OSILO. E alla fine, Osilo si addormentò medievale e si risvegliò romana. Di un romano che risalirebbe addirittura ad un periodo compreso fra la fine dell’età repubblicana e la media età imperiale (all’incirca fra il 200 a.C. e il 200 d.C.). È il dato che ha fatto “sobbalzare sulla sedia” – secondo l’espressione dell’archeologo medievale osilese Franco Campus – il pubblico presente al convegno “Il Castello Malaspina di Osilo: la storia, il presente e il futuro”, organizzato dal Comune a conclusione dei lavori di riqualificazione della fortezza. Ed è il dato emerso per la prima volta dagli scavi e reso dagli archeologi Maria Mercedes Lecis, Mauro Fiori e Alessandro Panetta, che hanno condotto la breve campagna di indagine.

«Dati straordinari – ha aggiunto Franco Campus – che potrebbero portare a riscrivere un pezzo di storia del Nord Sardegna». Perché il periodo a cui risalgono i reperti d’epoca romana sotto il castello Malaspina potrebbe essere coevo alla fondazione di Turris Libisonis, oggi Porto Torres, risalente al I secolo a.C., e questo potrebbe stare a testimoniare che i Romani, ancorché insediarsi solamente sul mare, alla foce del rio Mannu, già da allora avevano rivolto la loro attenzione anche all’interno, con funzioni presumibilmente difensive.

Perché le tracce rinvenute dagli archeologi in cinque piccoli saggi di scavo (concordati con le funzionarie della Soprintendenza Daniela Rovina e Nadia Canu) all’interno della rocca dei Malaspina, di questo parlerebbero, di un insediamento romano fortificato.
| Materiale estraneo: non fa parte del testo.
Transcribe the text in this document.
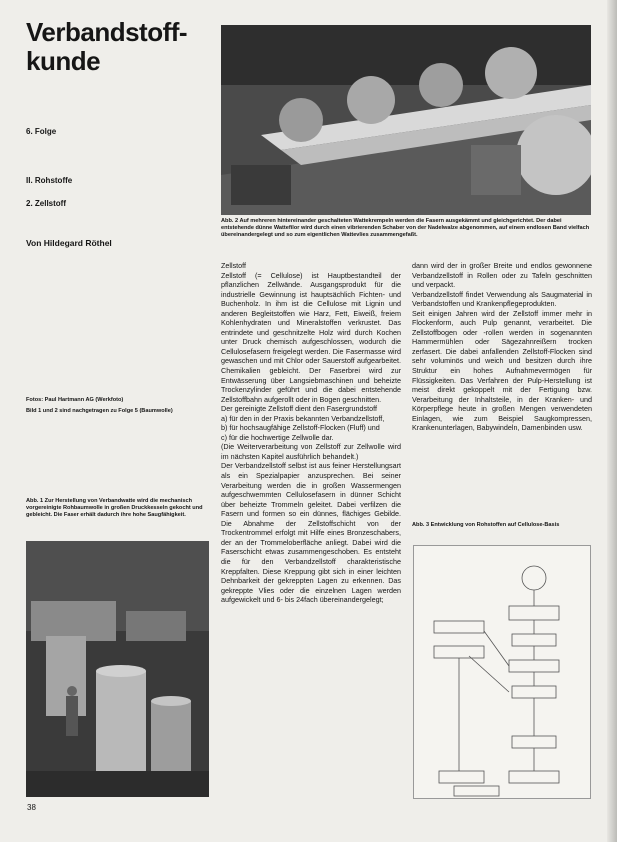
Verbandstoff-
kunde
6. Folge
II. Rohstoffe
2. Zellstoff
Von Hildegard Röthel
Fotos: Paul Hartmann AG (Werkfoto)
Bild 1 und 2 sind nachgetragen zu Folge 5 (Baumwolle)
Abb. 2 Auf mehreren hintereinander geschalteten Wattekrempeln werden die Fasern ausgekämmt und gleichgerichtet. Der dabei entstehende dünne Wattefilor wird durch einen vibrierenden Schaber von der Nadelwalze abgenommen, auf einem endlosen Band vielfach übereinandergelegt und so zum eigentlichen Wattevlies zusammengefaßt.
Abb. 1 Zur Herstellung von Verbandwatte wird die mechanisch vorgereinigte Rohbaumwolle in großen Druckkesseln gekocht und gebleicht. Die Faser erhält dadurch ihre hohe Saugfähigkeit.
Zellstoff
Zellstoff (= Cellulose) ist Hauptbestandteil der pflanzlichen Zellwände. Ausgangsprodukt für die industrielle Gewinnung ist hauptsächlich Fichten- und Buchenholz. In ihm ist die Cellulose mit Lignin und anderen Begleitstoffen wie Harz, Fett, Eiweiß, freiem Kohlenhydraten und Mineralstoffen verkrustet. Das entrindete und geschnitzelte Holz wird durch Kochen unter Druck chemisch aufgeschlossen, wodurch die Cellulosefasern freigelegt werden. Die Fasermasse wird gewaschen und mit Chlor oder Sauerstoff aufgearbeitet. Chemikalien gebleicht. Der Faserbrei wird zur Entwässerung über Langsiebmaschinen und beheizte Trockenzylinder geführt und die dabei entstehende Zellstoffbahn aufgerollt oder in Bogen geschnitten.
Der gereinigte Zellstoff dient den Fasergrundstoff
a) für den in der Praxis bekannten Verbandzellstoff,
b) für hochsaugfähige Zellstoff-Flocken (Fluff) und
c) für die hochwertige Zellwolle dar.
(Die Weiterverarbeitung von Zellstoff zur Zellwolle wird im nächsten Kapitel ausführlich behandelt.)
Der Verbandzellstoff selbst ist aus feiner Herstellungsart als ein Spezialpapier anzusprechen. Bei seiner Verarbeitung werden die in großen Wassermengen aufgeschwemmten Cellulosefasern in dünner Schicht über beheizte Trommeln geleitet. Dabei verfilzen die Fasern und formen so ein dünnes, flächiges Gebilde. Die Abnahme der Zellstoffschicht von der Trockentrommel erfolgt mit Hilfe eines Bronzeschabers, der an der Trommeloberfläche anliegt. Dabei wird die Faserschicht etwas zusammengeschoben. Es entsteht die für den Verbandzellstoff charakteristische Kreppfalten. Diese Kreppung gibt sich in einer leichten Dehnbarkeit der gekreppten Lagen zu erkennen. Das gekreppte Vlies oder die einzelnen Lagen werden aufgewickelt und 6- bis 24fach übereinandergelegt;
dann wird der in großer Breite und endlos gewonnene Verbandzellstoff in Rollen oder zu Tafeln geschnitten und verpackt.
Verbandzellstoff findet Verwendung als Saugmaterial in Verbandstoffen und Krankenpflegeprodukten.
Seit einigen Jahren wird der Zellstoff immer mehr in Flockenform, auch Pulp genannt, verarbeitet. Die Zellstoffbogen oder -rollen werden in sogenannten Hammermühlen oder Sägezahnreißern trocken zerfasert. Die dabei anfallenden Zellstoff-Flocken sind sehr voluminös und weich und besitzen durch ihre Struktur ein hohes Aufnahmevermögen für Flüssigkeiten. Das Verfahren der Pulp-Herstellung ist meist direkt gekoppelt mit der Fertigung bzw. Verarbeitung der Inhaltsteile, in der Kranken- und Körperpflege heute in großen Mengen verwendeten Einlagen, wie zum Beispiel Saugkompressen, Krankenunterlagen, Babywindeln, Damenbinden usw.
Abb. 3 Entwicklung von Rohstoffen auf Cellulose-Basis
38
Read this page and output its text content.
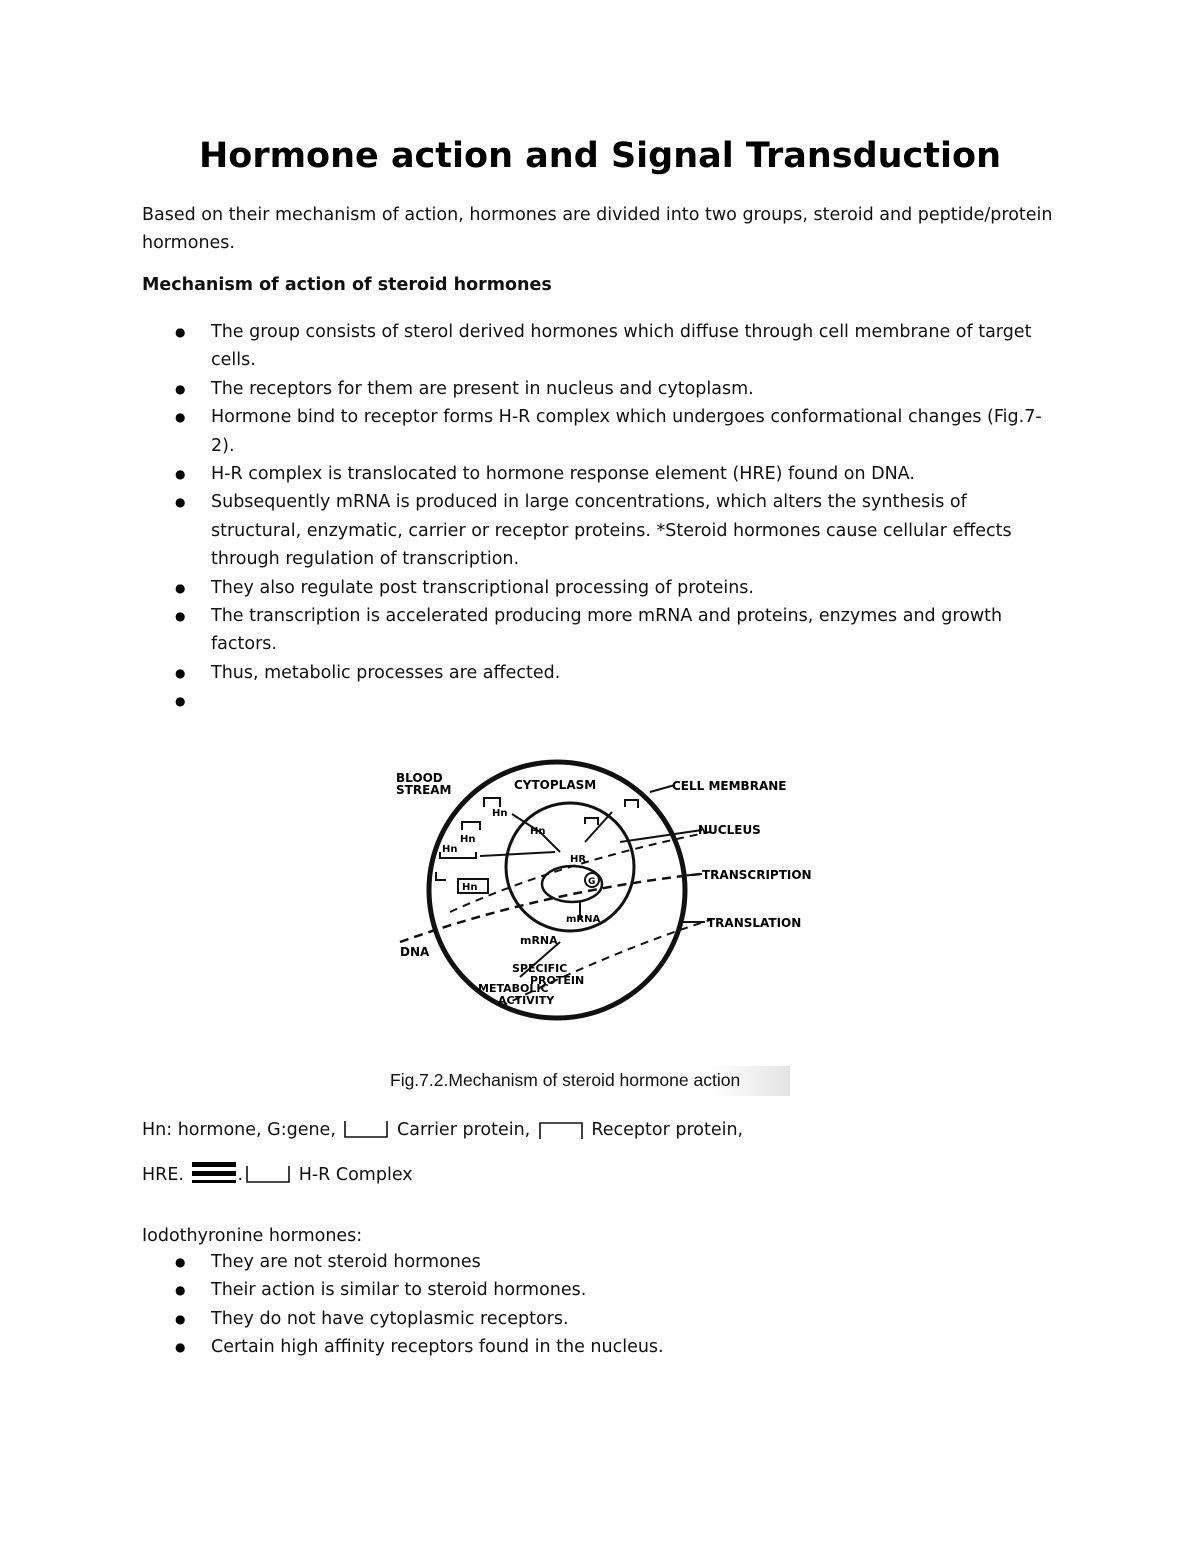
Hormone action and Signal Transduction

Based on their mechanism of action, hormones are divided into two groups, steroid and peptide/protein hormones.

Mechanism of action of steroid hormones

● The group consists of sterol derived hormones which diffuse through cell membrane of target cells.
● The receptors for them are present in nucleus and cytoplasm.
● Hormone bind to receptor forms H-R complex which undergoes conformational changes (Fig.7-2).
● H-R complex is translocated to hormone response element (HRE) found on DNA.
● Subsequently mRNA is produced in large concentrations, which alters the synthesis of structural, enzymatic, carrier or receptor proteins. *Steroid hormones cause cellular effects through regulation of transcription.
● They also regulate post transcriptional processing of proteins.
● The transcription is accelerated producing more mRNA and proteins, enzymes and growth factors.
● Thus, metabolic processes are affected.
●
BLOOD
STREAM	CYTOPLASM	CELL MEMBRANE
NUCLEUS
TRANSCRIPTION
TRANSLATION
DNA
mRNA
mRNA
SPECIFIC
PROTEIN
METABOLIC
ACTIVITY
Hn
Hn
Hn
Hn
Hn
HR
G
Fig.7.2.Mechanism of steroid hormone action
Hn: hormone, G:gene,	Carrier protein,	Receptor protein,
HRE.	.	H-R Complex

Iodothyronine hormones:

● They are not steroid hormones
● Their action is similar to steroid hormones.
● They do not have cytoplasmic receptors.
● Certain high affinity receptors found in the nucleus.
E ulteriori ricerche potrebbero riservare nuove e più clamorose sorprese, «perché – hanno detto gli archeologi – quei cinque punti di sondaggio erano obbligati, ma probabilmente ci sono zone in cui le stratigrafie sono meglio conservate di quelle che noi abbiamo potuto indagare». Ma altri dati di straordinario interesse sono emersi dagli scavi condotti nel castello, in particolare per quanto riguarda la profondità storica del suo utilizzo. Non più schiacciata fra il 1272 – data della sua prima citazione negli Statuti Sassaresi – e la metà del 1400, quando ne veniva attestato l’abbandono e la decadenza. L’utilizzo del sito risalirebbe, come detto, all’età romana, vi sarebbe stato un lungo periodo di abbandono fino all’edificazione della fortezza dei Malaspina, ma sarebbe proseguito ancora nel ’500, sulla base di elementi rinvenuti, quali il basolato a quel periodo attribuibile, e i molti frammenti di ceramica emersi dagli scavi.
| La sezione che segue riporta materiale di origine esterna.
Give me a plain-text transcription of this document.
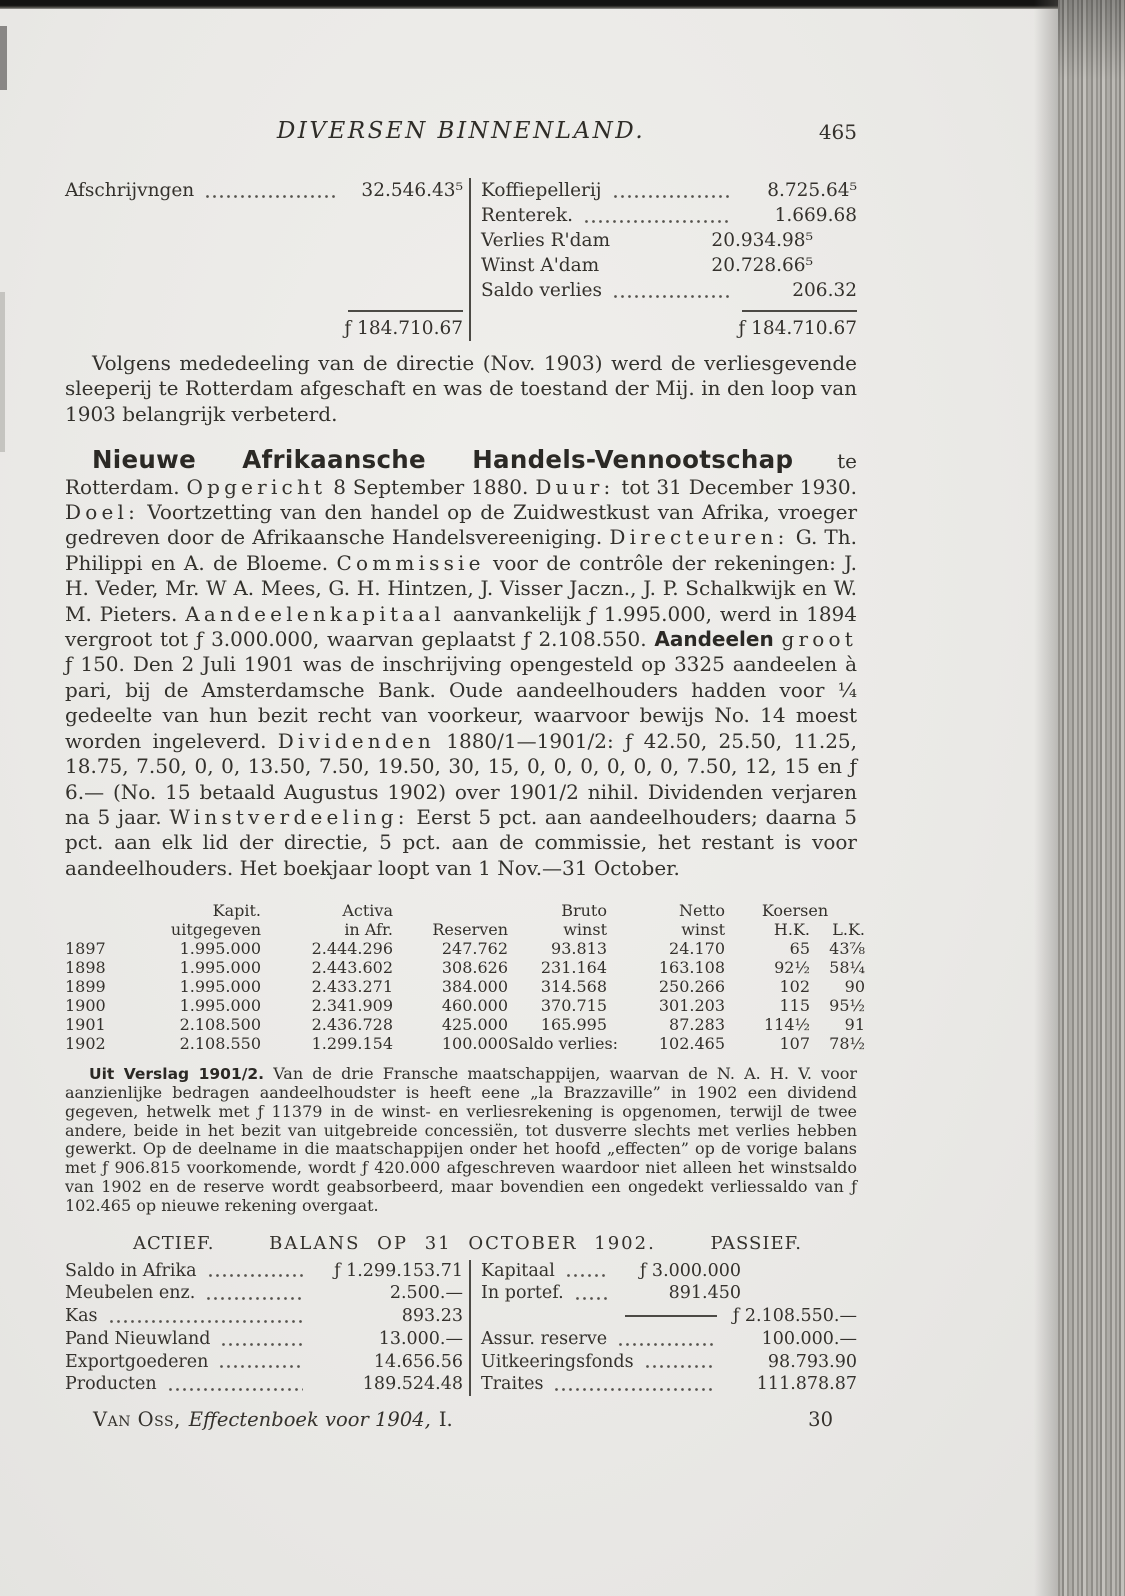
DIVERSEN BINNENLAND.	465
Afschrijvngen	32.546.43⁵
ƒ 184.710.67
Koffiepellerij	8.725.64⁵
Renterek.	1.669.68
Verlies R'dam	20.934.98⁵
Winst A'dam	20.728.66⁵
Saldo verlies	206.32
ƒ 184.710.67

Volgens mededeeling van de directie (Nov. 1903) werd de verliesgevende sleeperij te Rotterdam afgeschaft en was de toestand der Mij. in den loop van 1903 belangrijk verbeterd.

Nieuwe Afrikaansche Handels-Vennootschap te Rotterdam. Opgericht 8 September 1880. Duur: tot 31 December 1930. Doel: Voortzetting van den handel op de Zuidwestkust van Afrika, vroeger gedreven door de Afrikaansche Handelsvereeniging. Directeuren: G. Th. Philippi en A. de Bloeme. Commissie voor de contrôle der rekeningen: J. H. Veder, Mr. W A. Mees, G. H. Hintzen, J. Visser Jaczn., J. P. Schalkwijk en W. M. Pieters. Aandeelenkapitaal aanvankelijk ƒ 1.995.000, werd in 1894 vergroot tot ƒ 3.000.000, waarvan geplaatst ƒ 2.108.550. Aandeelen groot ƒ 150. Den 2 Juli 1901 was de inschrijving opengesteld op 3325 aandeelen à pari, bij de Amsterdamsche Bank. Oude aandeelhouders hadden voor ¼ gedeelte van hun bezit recht van voorkeur, waarvoor bewijs No. 14 moest worden ingeleverd. Dividenden 1880/1—1901/2: ƒ 42.50, 25.50, 11.25, 18.75, 7.50, 0, 0, 13.50, 7.50, 19.50, 30, 15, 0, 0, 0, 0, 0, 0, 7.50, 12, 15 en ƒ 6.— (No. 15 betaald Augustus 1902) over 1901/2 nihil. Dividenden verjaren na 5 jaar. Winstverdeeling: Eerst 5 pct. aan aandeelhouders; daarna 5 pct. aan elk lid der directie, 5 pct. aan de commissie, het restant is voor aandeelhouders. Het boekjaar loopt van 1 Nov.—31 October.

	Kapit.	Activa		Bruto	Netto	Koersen	
	uitgegeven	in Afr.	Reserven	winst	winst	H.K.	L.K.
1897	1.995.000	2.444.296	247.762	93.813	24.170	65	43⅞
1898	1.995.000	2.443.602	308.626	231.164	163.108	92½	58¼
1899	1.995.000	2.433.271	384.000	314.568	250.266	102	90
1900	1.995.000	2.341.909	460.000	370.715	301.203	115	95½
1901	2.108.500	2.436.728	425.000	165.995	87.283	114½	91
1902	2.108.550	1.299.154	100.000	Saldo verlies:	102.465	107	78½

Uit Verslag 1901/2. Van de drie Fransche maatschappijen, waarvan de N. A. H. V. voor aanzienlijke bedragen aandeelhoudster is heeft eene „la Brazzaville” in 1902 een dividend gegeven, hetwelk met ƒ 11379 in de winst- en verliesrekening is opgenomen, terwijl de twee andere, beide in het bezit van uitgebreide concessiën, tot dusverre slechts met verlies hebben gewerkt. Op de deelname in die maatschappijen onder het hoofd „effecten” op de vorige balans met ƒ 906.815 voorkomende, wordt ƒ 420.000 afgeschreven waardoor niet alleen het winstsaldo van 1902 en de reserve wordt geabsorbeerd, maar bovendien een ongedekt verliessaldo van ƒ 102.465 op nieuwe rekening overgaat.

ACTIEF.	BALANS OP 31 OCTOBER 1902.	PASSIEF.
Saldo in Afrika	ƒ 1.299.153.71
Meubelen enz.	2.500.—
Kas	893.23
Pand Nieuwland	13.000.—
Exportgoederen	14.656.56
Producten	189.524.48
Kapitaal	ƒ 3.000.000
In portef.	891.450
ƒ 2.108.550.—
Assur. reserve	100.000.—
Uitkeeringsfonds	98.793.90
Traites	111.878.87
Van Oss, Effectenboek voor 1904, I.	30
Per cui, seppure, come ha affermato Mauro Fiori, «il cantiere di restauro degli anni ’60 ha devastato il monumento, ed ha “bruciato” in maniera irrimediabile un “archivio” di straordinario valore», appare più che realistico immaginare che, dove si riesca a “rovesciare la logica” (come ha detto Maria Mercedes Lecis), per cui «lo scavo archeologico non venga più effettuato solamente in funzione della posa dei pali», la stratigrafia del castello Malaspina possa riservare ancora clamorose e affascinanti sorprese sulla rilevanza di quel sito che, non va dimenticato, è uno dei più alti del Nord Sardegna. Il problema, come sempre in questi casi, è la disponibilità dei finanziamenti, che raramente corrispondono alle reali esigenze di ricerca. E da questo punto di vista, in attesa di tempi migliori, potrebbe essere paradossalmente un bene che l’edificazione del castello Malaspina abbia – come ha detto Mauro Fiori – “sigillato” ciò che c’era prima e sotto. Stravolgendolo, sicuramente, con scavi e fondazioni, ma anche conservandolo per future campagne di scavo, che potrebbero dare davvero risultati sorprendenti, e potrebbero arricchire le conoscenze sulla presenza romana nel Nord dell’isola.